Uber sells its self-driving technology arm to Aurora

The deal is set to push Aurora’s valuation to $10bn

Uber has abandoned the costly development of self-driving car technology and sold Uber Advanced Technologies Group to Aurora, the autonomous vehicle startup backed by Sequoia Capital and Amazon.

Aurora is not paying cash for Uber ATG, a company that was valued at $7.25bn following a $1bn investment last year from Toyota, DENSO and SoftBank’s Vision Fund. Instead, Uber is handing over its equity in ATG and investing $400m into Aurora, which will give it a 26% stake in the combined company, according to a filing with the US Securities and Exchange Commission. (As a refresher, Uber held an 86.2% stake in Uber ATG, according to filings with the SEC. Uber ATG’s investors held a combined stake of 13.8% in the company.)

Furthermore, shareholders in Uber ATG will now become minority shareholders of Aurora. Notably, once the deal closes, Uber together with existing ATG investors and the ATG employees who continue their employment with Aurora are expected to collectively hold about 40% interest in Aurora on a fully diluted basis.

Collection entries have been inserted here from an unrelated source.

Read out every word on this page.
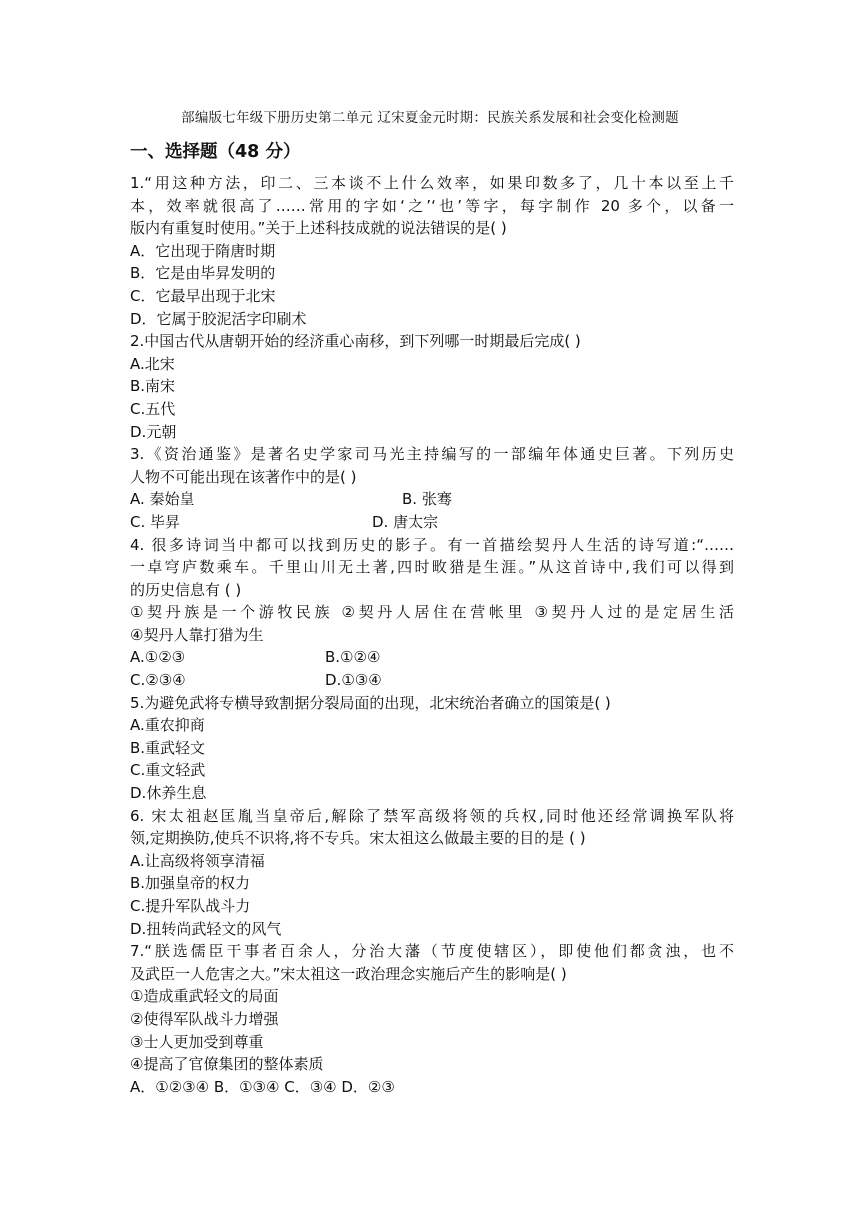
部编版七年级下册历史第二单元 辽宋夏金元时期：民族关系发展和社会变化检测题
一、选择题（48 分）
1.“用这种方法，印二、三本谈不上什么效率，如果印数多了，几十本以至上千
本，效率就很高了……常用的字如‘之’‘也’等字，每字制作 20 多个，以备一
版内有重复时使用。”关于上述科技成就的说法错误的是( )
A．它出现于隋唐时期
B．它是由毕昇发明的
C．它最早出现于北宋
D．它属于胶泥活字印刷术
2.中国古代从唐朝开始的经济重心南移，到下列哪一时期最后完成( )
A.北宋
B.南宋
C.五代
D.元朝
3.《资治通鉴》是著名史学家司马光主持编写的一部编年体通史巨著。下列历史
人物不可能出现在该著作中的是( )
A. 秦始皇	B. 张骞
C. 毕昇	D. 唐太宗
4. 很多诗词当中都可以找到历史的影子。有一首描绘契丹人生活的诗写道:“……
一卓穹庐数乘车。千里山川无土著,四时畋猎是生涯。”从这首诗中,我们可以得到
的历史信息有 ( )
①契丹族是一个游牧民族 ②契丹人居住在营帐里 ③契丹人过的是定居生活
④契丹人靠打猎为生
A.①②③	B.①②④
C.②③④	D.①③④
5.为避免武将专横导致割据分裂局面的出现，北宋统治者确立的国策是( )
A.重农抑商
B.重武轻文
C.重文轻武
D.休养生息
6. 宋太祖赵匡胤当皇帝后,解除了禁军高级将领的兵权,同时他还经常调换军队将
领,定期换防,使兵不识将,将不专兵。宋太祖这么做最主要的目的是 ( )
A.让高级将领享清福
B.加强皇帝的权力
C.提升军队战斗力
D.扭转尚武轻文的风气
7.“朕选儒臣干事者百余人，分治大藩（节度使辖区），即使他们都贪浊，也不
及武臣一人危害之大。”宋太祖这一政治理念实施后产生的影响是( )
①造成重武轻文的局面
②使得军队战斗力增强
③士人更加受到尊重
④提高了官僚集团的整体素质
A．①②③④ B．①③④ C．③④ D．②③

"We're excited to announce the most transformative deal in the AV industry: we're acquiring Uber ATG. Together, we'll accelerate our mission to deliver the benefits of self-driving technology safely, quickly, and broadly," Aurora said on Twitter.

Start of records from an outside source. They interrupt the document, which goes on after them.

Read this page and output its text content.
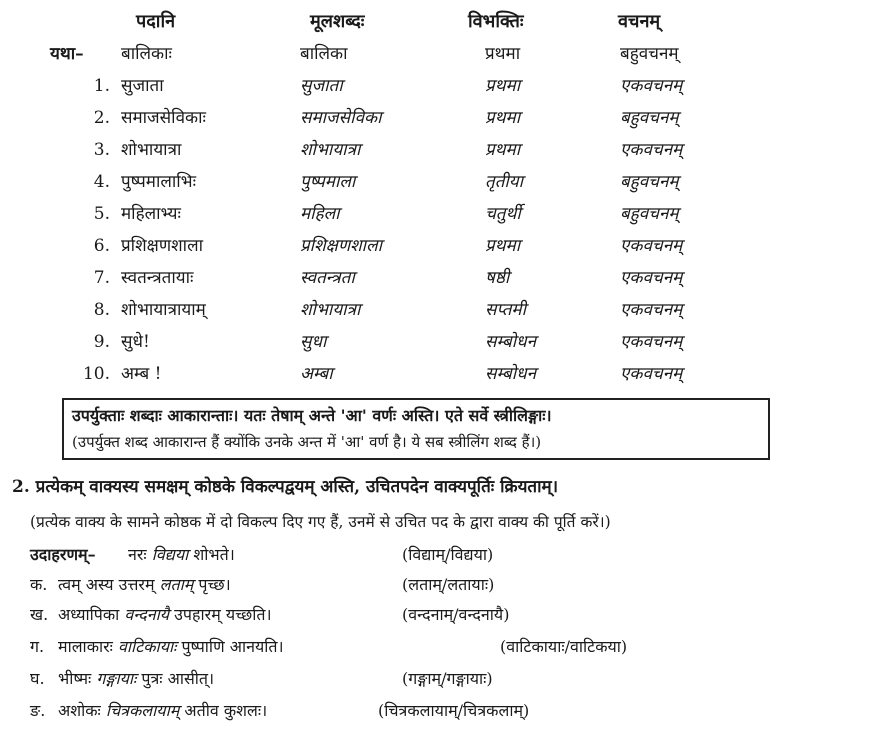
पदानि	मूलशब्दः	विभक्तिः	वचनम्
यथा–	बालिकाः	बालिका	प्रथमा	बहुवचनम्
1. सुजाता	सुजाता	प्रथमा	एकवचनम्
2. समाजसेविकाः	समाजसेविका	प्रथमा	बहुवचनम्
3. शोभायात्रा	शोभायात्रा	प्रथमा	एकवचनम्
4. पुष्पमालाभिः	पुष्पमाला	तृतीया	बहुवचनम्
5. महिलाभ्यः	महिला	चतुर्थी	बहुवचनम्
6. प्रशिक्षणशाला	प्रशिक्षणशाला	प्रथमा	एकवचनम्
7. स्वतन्त्रतायाः	स्वतन्त्रता	षष्ठी	एकवचनम्
8. शोभायात्रायाम्	शोभायात्रा	सप्तमी	एकवचनम्
9. सुधे!	सुधा	सम्बोधन	एकवचनम्
10. अम्ब !	अम्बा	सम्बोधन	एकवचनम्
उपर्युक्ताः शब्दाः आकारान्ताः। यतः तेषाम् अन्ते 'आ' वर्णः अस्ति। एते सर्वे स्त्रीलिङ्गाः।
(उपर्युक्त शब्द आकारान्त हैं क्योंकि उनके अन्त में 'आ' वर्ण है। ये सब स्त्रीलिंग शब्द हैं।)
2. प्रत्येकम् वाक्यस्य समक्षम् कोष्ठके विकल्पद्वयम् अस्ति, उचितपदेन वाक्यपूर्तिः क्रियताम्।
(प्रत्येक वाक्य के सामने कोष्ठक में दो विकल्प दिए गए हैं, उनमें से उचित पद के द्वारा वाक्य की पूर्ति करें।)
उदाहरणम्– नरः विद्यया शोभते।	(विद्याम्/विद्यया)
क. त्वम् अस्य उत्तरम् लताम् पृच्छ।	(लताम्/लतायाः)
ख. अध्यापिका वन्दनायै उपहारम् यच्छति।	(वन्दनाम्/वन्दनायै)
ग. मालाकारः वाटिकायाः पुष्पाणि आनयति।	(वाटिकायाः/वाटिकया)
घ. भीष्मः गङ्गायाः पुत्रः आसीत्।	(गङ्गाम्/गङ्गायाः)
ङ. अशोकः चित्रकलायाम् अतीव कुशलः।	(चित्रकलायाम्/चित्रकलाम्)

Uber's co-founder Travis Kalanick had pushed the development of its own technology for autonomous driving as chief executive. Kalanick brought Anthony Levandowski, a prominent developer from Google's robot car project, onboard as project manager.

The company then sued Uber, accusing Levandowski of having stolen confidential information. After a long legal battle, Levandowski was fired and Uber had to commit not to use any Google technology.

Uber's self-driving car was responsible for the only fatal accident involving a robot car to date.

In March 2018, during a night-time test drive in Tempe, Arizona, one of Uber's vehicles hit a woman who was wheeling a bicycle and crossing the multi-lane road. According to accident investigators' findings, Uber's software was initially unable to classify what it saw.

Uber's boss Dara Khosrowshahi, who has been in charge since August 2017, had taken various cost-cutting measures but had so far spared the development of robot car technology. However, the coronavirus pandemic hit the company hard, and in the latest quarter, it lost $1.1bn and sales fell by 18%.